Social Security crisis-mongering was the centerpiece of Bush's post-election economic conference. But the day before his White House conference, the Economic Policy Institute assembled a distinguished group of economists to brief more than 30 reporters about the fatal flaws in the president's arguments.
Two days later, December 16, the Campaign for America's Future held a press conference in the middle of Bush's meeting. Leaders of major national membership organizations -- AFL-CIO President John Sweeney, Kim Gandy of the National Organization for Women, Julian Bond of the NAACP, George Kourpias of the Alliance for Retired Americans, and Marty Ford of the Consortium for Citizens with Disabilities -- pledged to activate their memberships to work, with hundreds of other groups, to stop the privatization of Social Security. They described a nationwide, grass-roots campaign, keeping opponents united -- and then, when the very unpopular details of the Bush plan are finally made public, a targeted constituent-based effort to convince key swing Republicans that voting for privatization would either violate their conservative principles about fiscal responsibility or endanger their political future.

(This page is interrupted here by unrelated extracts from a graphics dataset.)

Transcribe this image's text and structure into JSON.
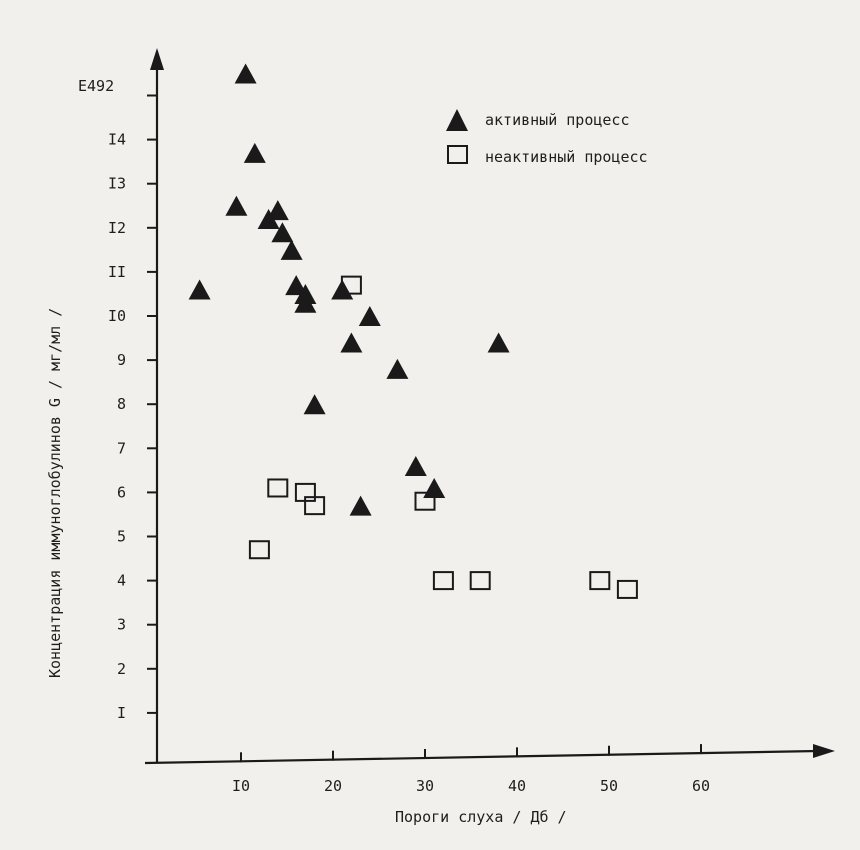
{
  "chart_data": {
    "type": "scatter",
    "title": "",
    "xlabel": "Пороги слуха / Дб /",
    "ylabel": "Концентрация иммуноглобулинов  G  / мг/мл /",
    "y_unit_label": "E492",
    "xlim": [
      0,
      70
    ],
    "ylim": [
      0,
      15
    ],
    "x_ticks": [
      10,
      20,
      30,
      40,
      50,
      60
    ],
    "x_tick_labels": [
      "I0",
      "20",
      "30",
      "40",
      "50",
      "60"
    ],
    "y_ticks": [
      1,
      2,
      3,
      4,
      5,
      6,
      7,
      8,
      9,
      10,
      11,
      12,
      13,
      14
    ],
    "y_tick_labels": [
      "I",
      "2",
      "3",
      "4",
      "5",
      "6",
      "7",
      "8",
      "9",
      "I0",
      "II",
      "I2",
      "I3",
      "I4"
    ],
    "grid": false,
    "legend_position": "top-right",
    "series": [
      {
        "name": "активный процесс",
        "marker": "triangle",
        "color": "#1a1a1a",
        "points": [
          [
            10.5,
            15.5
          ],
          [
            11.5,
            13.7
          ],
          [
            9.5,
            12.5
          ],
          [
            13,
            12.2
          ],
          [
            14,
            12.4
          ],
          [
            14.5,
            11.9
          ],
          [
            15.5,
            11.5
          ],
          [
            5.5,
            10.6
          ],
          [
            16,
            10.7
          ],
          [
            17,
            10.5
          ],
          [
            17,
            10.3
          ],
          [
            21,
            10.6
          ],
          [
            24,
            10.0
          ],
          [
            22,
            9.4
          ],
          [
            27,
            8.8
          ],
          [
            18,
            8.0
          ],
          [
            29,
            6.6
          ],
          [
            31,
            6.1
          ],
          [
            23,
            5.7
          ],
          [
            38,
            9.4
          ]
        ]
      },
      {
        "name": "неактивный процесс",
        "marker": "square-open",
        "color": "#1a1a1a",
        "points": [
          [
            22,
            10.7
          ],
          [
            14,
            6.1
          ],
          [
            17,
            6.0
          ],
          [
            18,
            5.7
          ],
          [
            30,
            5.8
          ],
          [
            12,
            4.7
          ],
          [
            32,
            4.0
          ],
          [
            36,
            4.0
          ],
          [
            49,
            4.0
          ],
          [
            52,
            3.8
          ]
        ]
      }
    ]
  }
}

Statewide coalitions, many led by groups like USAction and the Economic Analysis and Research Network of state think tanks, are holding local Social Security forums and making visits to their congressional delegations. Online activism groups, like Working Assets and the Campaign for America's Future, have flooded Congress with more than 150,000 faxes and e-mails with a simple message: “Don't you dare privatize Social Security.” Many Internet bloggers have also joined the crusade, demanding to know where members of Congress stand on privatization. Now AARP, representing 36 million seniors, is backing up its opposition to privatization with real resources, launching a $5 million advertising campaign timed to coincide with the start of the new Congress -- just the beginning of an effort “to block the creation of private accounts financed with payroll tax revenues.” AARP is also joining with “Rock the Vote” to show young voters how they will be hurt most of all by privatization.

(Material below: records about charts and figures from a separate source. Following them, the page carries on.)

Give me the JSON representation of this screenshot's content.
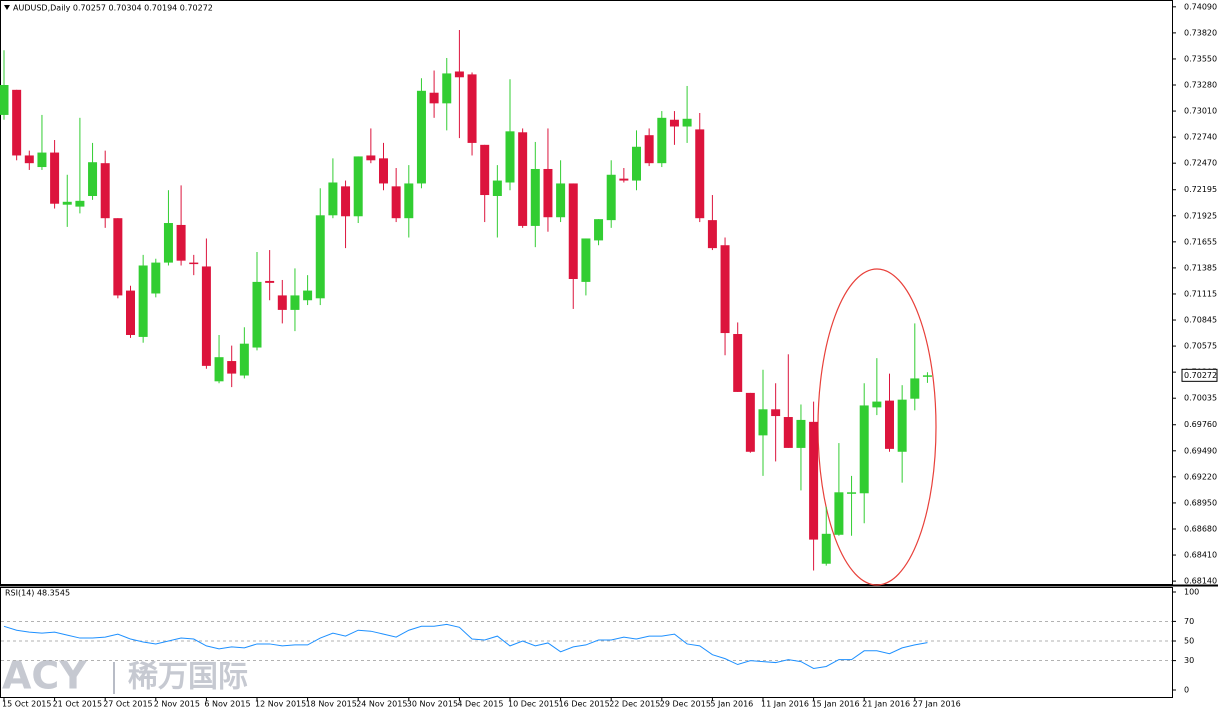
{
  "chart_data": {
    "type": "candlestick",
    "header": "AUDUSD,Daily  0.70257 0.70304 0.70194 0.70272",
    "categories": [
      "15 Oct 2015",
      null,
      null,
      null,
      "21 Oct 2015",
      null,
      null,
      null,
      "27 Oct 2015",
      null,
      null,
      null,
      "2 Nov 2015",
      null,
      null,
      null,
      "6 Nov 2015",
      null,
      null,
      null,
      "12 Nov 2015",
      null,
      null,
      null,
      "18 Nov 2015",
      null,
      null,
      null,
      "24 Nov 2015",
      null,
      null,
      null,
      "30 Nov 2015",
      null,
      null,
      null,
      "4 Dec 2015",
      null,
      null,
      null,
      "10 Dec 2015",
      null,
      null,
      null,
      "16 Dec 2015",
      null,
      null,
      null,
      "22 Dec 2015",
      null,
      null,
      null,
      "29 Dec 2015",
      null,
      null,
      null,
      "5 Jan 2016",
      null,
      null,
      null,
      "11 Jan 2016",
      null,
      null,
      null,
      "15 Jan 2016",
      null,
      null,
      null,
      "21 Jan 2016",
      null,
      null,
      null,
      "27 Jan 2016",
      null
    ],
    "open": [
      0.7297,
      0.7323,
      0.7255,
      0.7243,
      0.7258,
      0.7204,
      0.7202,
      0.7213,
      0.7247,
      0.719,
      0.7115,
      0.7067,
      0.7112,
      0.7144,
      0.7183,
      0.7144,
      0.714,
      0.7021,
      0.7042,
      0.7027,
      0.7056,
      0.7125,
      0.711,
      0.7095,
      0.7105,
      0.7107,
      0.7193,
      0.7223,
      0.7192,
      0.7255,
      0.7252,
      0.7223,
      0.719,
      0.7226,
      0.732,
      0.7309,
      0.7342,
      0.7339,
      0.7266,
      0.7213,
      0.7227,
      0.7279,
      0.7182,
      0.7241,
      0.7191,
      0.7226,
      0.7124,
      0.7167,
      0.7188,
      0.7231,
      0.7229,
      0.7276,
      0.7247,
      0.7292,
      0.7285,
      0.7282,
      0.7188,
      0.7162,
      0.707,
      0.7009,
      0.6965,
      0.6992,
      0.6984,
      0.6952,
      0.6979,
      0.6832,
      0.6862,
      0.6905,
      0.6905,
      0.6994,
      0.7001,
      0.6948,
      0.7003,
      0.70257
    ],
    "high": [
      0.7364,
      0.7323,
      0.726,
      0.7297,
      0.7271,
      0.7235,
      0.7294,
      0.7268,
      0.726,
      0.719,
      0.712,
      0.7152,
      0.7148,
      0.7219,
      0.7224,
      0.7152,
      0.7169,
      0.7069,
      0.7058,
      0.7077,
      0.7155,
      0.7157,
      0.7126,
      0.7138,
      0.7131,
      0.7221,
      0.7252,
      0.7229,
      0.7254,
      0.7283,
      0.7268,
      0.7242,
      0.7245,
      0.7335,
      0.7343,
      0.7356,
      0.7385,
      0.7341,
      0.7266,
      0.7245,
      0.7334,
      0.7283,
      0.7269,
      0.7283,
      0.725,
      0.7226,
      0.7169,
      0.7189,
      0.725,
      0.7242,
      0.7281,
      0.7283,
      0.7301,
      0.7301,
      0.7327,
      0.7299,
      0.7214,
      0.717,
      0.7082,
      0.7009,
      0.7033,
      0.7019,
      0.7049,
      0.6997,
      0.7,
      0.6891,
      0.6957,
      0.6923,
      0.7019,
      0.7045,
      0.7029,
      0.7017,
      0.7081,
      0.70304
    ],
    "low": [
      0.7292,
      0.725,
      0.724,
      0.724,
      0.72,
      0.7181,
      0.7195,
      0.7209,
      0.718,
      0.7107,
      0.7066,
      0.7061,
      0.7108,
      0.7141,
      0.7141,
      0.7131,
      0.7034,
      0.7019,
      0.7015,
      0.7024,
      0.7053,
      0.7105,
      0.7081,
      0.7073,
      0.71,
      0.71,
      0.719,
      0.7159,
      0.7185,
      0.7247,
      0.7219,
      0.7186,
      0.717,
      0.7221,
      0.7294,
      0.7281,
      0.7273,
      0.7255,
      0.7186,
      0.717,
      0.7219,
      0.718,
      0.716,
      0.7176,
      0.7186,
      0.7096,
      0.711,
      0.7162,
      0.718,
      0.7227,
      0.7219,
      0.7244,
      0.7243,
      0.7266,
      0.7268,
      0.7186,
      0.7157,
      0.7048,
      0.701,
      0.6947,
      0.6923,
      0.6938,
      0.6952,
      0.6908,
      0.6825,
      0.683,
      0.6861,
      0.6861,
      0.6874,
      0.6986,
      0.6948,
      0.6916,
      0.6991,
      0.70194
    ],
    "close": [
      0.7328,
      0.7255,
      0.7247,
      0.7258,
      0.7205,
      0.7207,
      0.7208,
      0.7248,
      0.719,
      0.711,
      0.7069,
      0.7141,
      0.7144,
      0.7185,
      0.7146,
      0.7143,
      0.7037,
      0.7046,
      0.7029,
      0.706,
      0.7124,
      0.7123,
      0.7095,
      0.711,
      0.7115,
      0.7193,
      0.7227,
      0.7192,
      0.7254,
      0.725,
      0.7226,
      0.719,
      0.7226,
      0.7322,
      0.7309,
      0.734,
      0.7336,
      0.7268,
      0.7214,
      0.7229,
      0.728,
      0.7182,
      0.7241,
      0.7191,
      0.7226,
      0.7127,
      0.7169,
      0.7189,
      0.7235,
      0.7229,
      0.7264,
      0.7247,
      0.7294,
      0.7285,
      0.7293,
      0.719,
      0.7159,
      0.7071,
      0.701,
      0.6948,
      0.6992,
      0.6985,
      0.6952,
      0.6981,
      0.6857,
      0.6863,
      0.6906,
      0.6906,
      0.6996,
      0.7,
      0.6951,
      0.7002,
      0.7024,
      0.70272
    ],
    "up_color": "#32cd32",
    "down_color": "#dc143c",
    "ylim": [
      0.6811,
      0.7414
    ],
    "yticks": [
      {
        "value": 0.7409,
        "label": "0.74090"
      },
      {
        "value": 0.7382,
        "label": "0.73820"
      },
      {
        "value": 0.7355,
        "label": "0.73550"
      },
      {
        "value": 0.7328,
        "label": "0.73280"
      },
      {
        "value": 0.7301,
        "label": "0.73010"
      },
      {
        "value": 0.7274,
        "label": "0.72740"
      },
      {
        "value": 0.7247,
        "label": "0.72470"
      },
      {
        "value": 0.72195,
        "label": "0.72195"
      },
      {
        "value": 0.71925,
        "label": "0.71925"
      },
      {
        "value": 0.71655,
        "label": "0.71655"
      },
      {
        "value": 0.71385,
        "label": "0.71385"
      },
      {
        "value": 0.71115,
        "label": "0.71115"
      },
      {
        "value": 0.70845,
        "label": "0.70845"
      },
      {
        "value": 0.70575,
        "label": "0.70575"
      },
      {
        "value": 0.70305,
        "label": "0.70305"
      },
      {
        "value": 0.70035,
        "label": "0.70035"
      },
      {
        "value": 0.6976,
        "label": "0.69760"
      },
      {
        "value": 0.6949,
        "label": "0.69490"
      },
      {
        "value": 0.6922,
        "label": "0.69220"
      },
      {
        "value": 0.6895,
        "label": "0.68950"
      },
      {
        "value": 0.6868,
        "label": "0.68680"
      },
      {
        "value": 0.6841,
        "label": "0.68410"
      },
      {
        "value": 0.6814,
        "label": "0.68140"
      }
    ],
    "current_price": {
      "value": 0.70272,
      "label": "0.70272"
    },
    "rsi": {
      "label": "RSI(14) 48.3545",
      "color": "#1e90ff",
      "values": [
        65,
        61,
        59,
        58,
        59,
        56,
        53,
        53,
        54,
        57,
        52,
        49,
        47,
        50,
        53,
        52,
        45,
        42,
        44,
        43,
        47,
        47,
        45,
        46,
        46,
        53,
        58,
        55,
        61,
        60,
        57,
        54,
        61,
        65,
        65,
        67,
        64,
        52,
        51,
        55,
        45,
        50,
        45,
        48,
        39,
        44,
        46,
        51,
        51,
        54,
        52,
        55,
        55,
        57,
        47,
        45,
        36,
        32,
        26,
        30,
        29,
        28,
        31,
        29,
        22,
        24,
        31,
        31,
        40,
        40,
        37,
        43,
        46,
        48.3545
      ],
      "ylim": [
        0,
        100
      ],
      "yticks": [
        100,
        70,
        50,
        30,
        0
      ],
      "levels": [
        70,
        50,
        30
      ]
    },
    "watermark": {
      "brand": "ACY",
      "name": "稀万国际"
    }
  }
}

Many of the political donors who supported the independent organizing efforts of “527” organizations like America Coming Together have begun to pledge funds to achieve a double goal: to defeat Bush on his most important legislative priority while mobilizing the activist organizing infrastructure in key states and districts that they helped to build in 2004. Leaders of MoveOn.org have indicated that they will work to engage in the campaign for Social Security their 2.8 million (mostly younger) members, most of whom are highly motivated to thwart Bush on his key legislative goal. And recent history has shown that when engaged on an issue, MoveOn activists can communicate massively with Congress, raise large amounts of money for creative and targeted advertising, and mobilize hundreds of informed constituents in key congressional districts to demand (and get) face-to-face meetings with their representatives.

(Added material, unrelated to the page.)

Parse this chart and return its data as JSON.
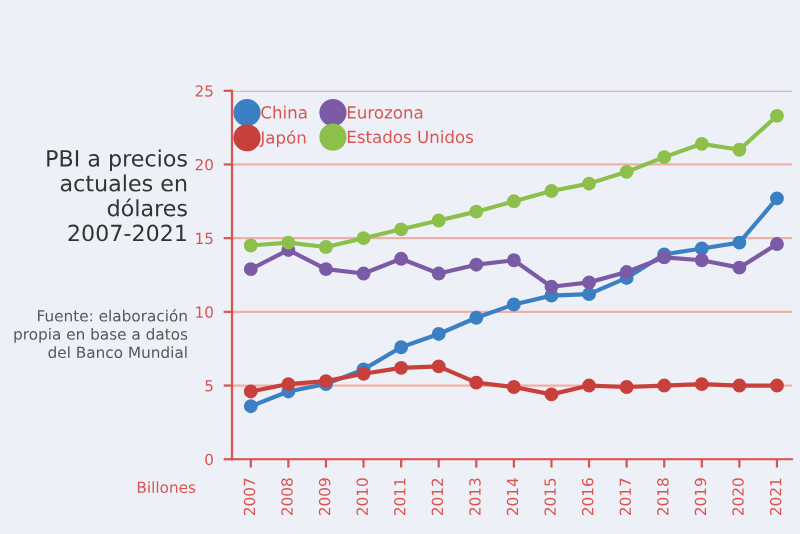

In 1994, William Kristol's infamous memo united Republicans to kill Bill Clinton's health-care plan “in any form” because its passage would signal the rebirth of progressive government that solved real problems Americans face. Their opportunistic victory led to a period of conservative dominance of American politics. Now, progressives are uniting to stop George W. Bush's attempt to kill America's most important program of “shared security.” If we win, we will not only set back the radical right-wing Bush agenda; we will be launching a new era of progressive resurgence.
Roger Hickey is co-director of the Campaign for America's Future and leads its Social Security campaign. He is also co-author of The Next Agenda Blueprint for a New Progressive Movement.